Recognition lined his face then, and he went somber. He’d pretty much been walking on eggshells around her since the day of the phone call, but there were certain subjects, he knew, that just couldn’t be safely broached. “What should I do with it?” he asked.
“Give it away,” she said, so quickly her words were almost riding over his.
“Okay.”
He’d started to leave the room, but she’d jumped up. “In fact . . . ,” she said, moving so quickly toward the closet door, she lost a slipper. She walked on without it. “Give them all away.” She yanked open the closet door and dove far into the left corner, where she kept all of her coats, whipped them off their hangers, and tossed them at her husband.
He blinked as they hit him in the chest, one by one. “What are you doing?”
“Getting rid of things,” she said. She moved into the hallway, opened the coat closet, and pulled out the two coats stored there. “Take them. Get them out of my sight.”
He dropped those two, they were coming at him so quickly. “Virginia,” he was saying, “Gin. Honey. Now, you’re going to need those.”
“No.” She swirled around to glare at him, directing every ounce of her anger over having lost her daughter at him. She knew it was unfair, unkind, but she couldn’t help herself. “She needed a coat, and somehow she managed without one. Now it’s my turn.”
“Oh, come on, now, Gin, you’re being unreasonable.”
But just like that, seeing him standing there with an armload of clothing, two jackets pooled at his feet, her anger was gone. All she could think of was sitting down. No, lying down. Stretching out and resting her eyes. Her eyes were so tired. “Get them out of my sight,” she said.
She’d gone back to her room then, kicked off the remaining slipper, and sunk into bed. It’d felt like years before she’d come out again.
She hadn’t worn a coat, visited a mall, or even driven a car since.
Virginia Mash didn’t expect to feel the same kind of loss over a dog. And when she’d left Noah’s Ark and climbed back into the cab, ordered him to take her home, she’d felt strong. The circle of life and all.
But she hadn’t been able to stop thinking about the day with the coats. She hadn’t been able to get up from her chair by the window, gazing out at nothing, her mind, her internal eyes gazing back eleven years.
Chuy had been her constant companion in that rocking chair. He’d been right by her side in that bed. It had been as if he were mourning right along with her.
But now she was mourning alone, and she was mourning both of them. And maybe she was even mourning Ernie, who’d probably been dealt an even shittier hand than she had, because when he lost his daughter, he lost Virginia, too. Surely he’d been lonely.
She missed hearing Chuy’s little toenails tapping on the wood floor as he got up in the morning and began prowling to see how the apartment had fared during the night. She missed when he stood on his hind legs to see out the front window and yapped away at the strangers on the street—although he hadn’t done that in a long, long while.
And, though if she said it out loud, she would sound stupid, she missed that he was the only other person left in this world who knew and loved Jamie like she did.

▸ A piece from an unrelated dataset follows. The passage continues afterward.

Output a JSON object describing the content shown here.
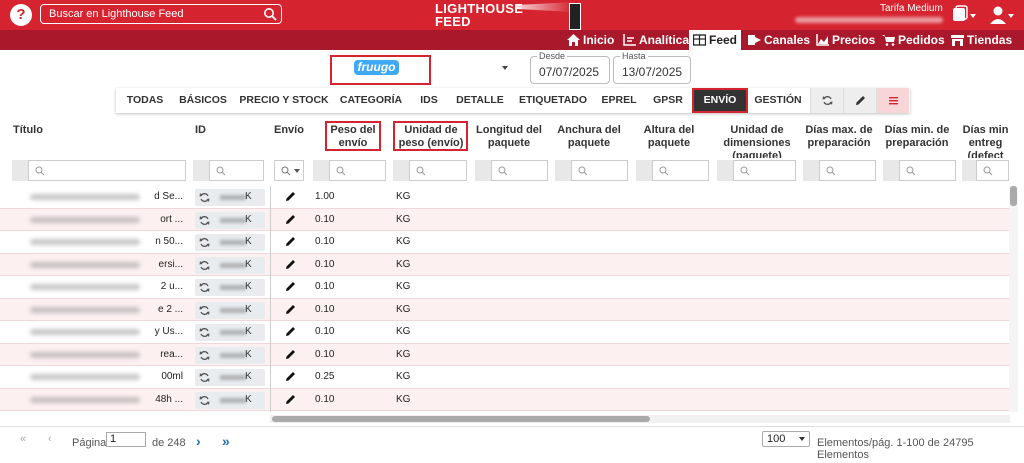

Virginia Mash thought these things as she bagged up Chuy’s things—his leash, his squeaky toys, his little plaid coat—finding him in more places throughout the apartment than she’d have ever thought she would. She threw away the unusable things and put the rest in a grocery shopping bag, though she wondered idly what she would do with it once she had it all together. Take it to Noah’s Ark, perhaps. Donate it to the animal shelter or some such.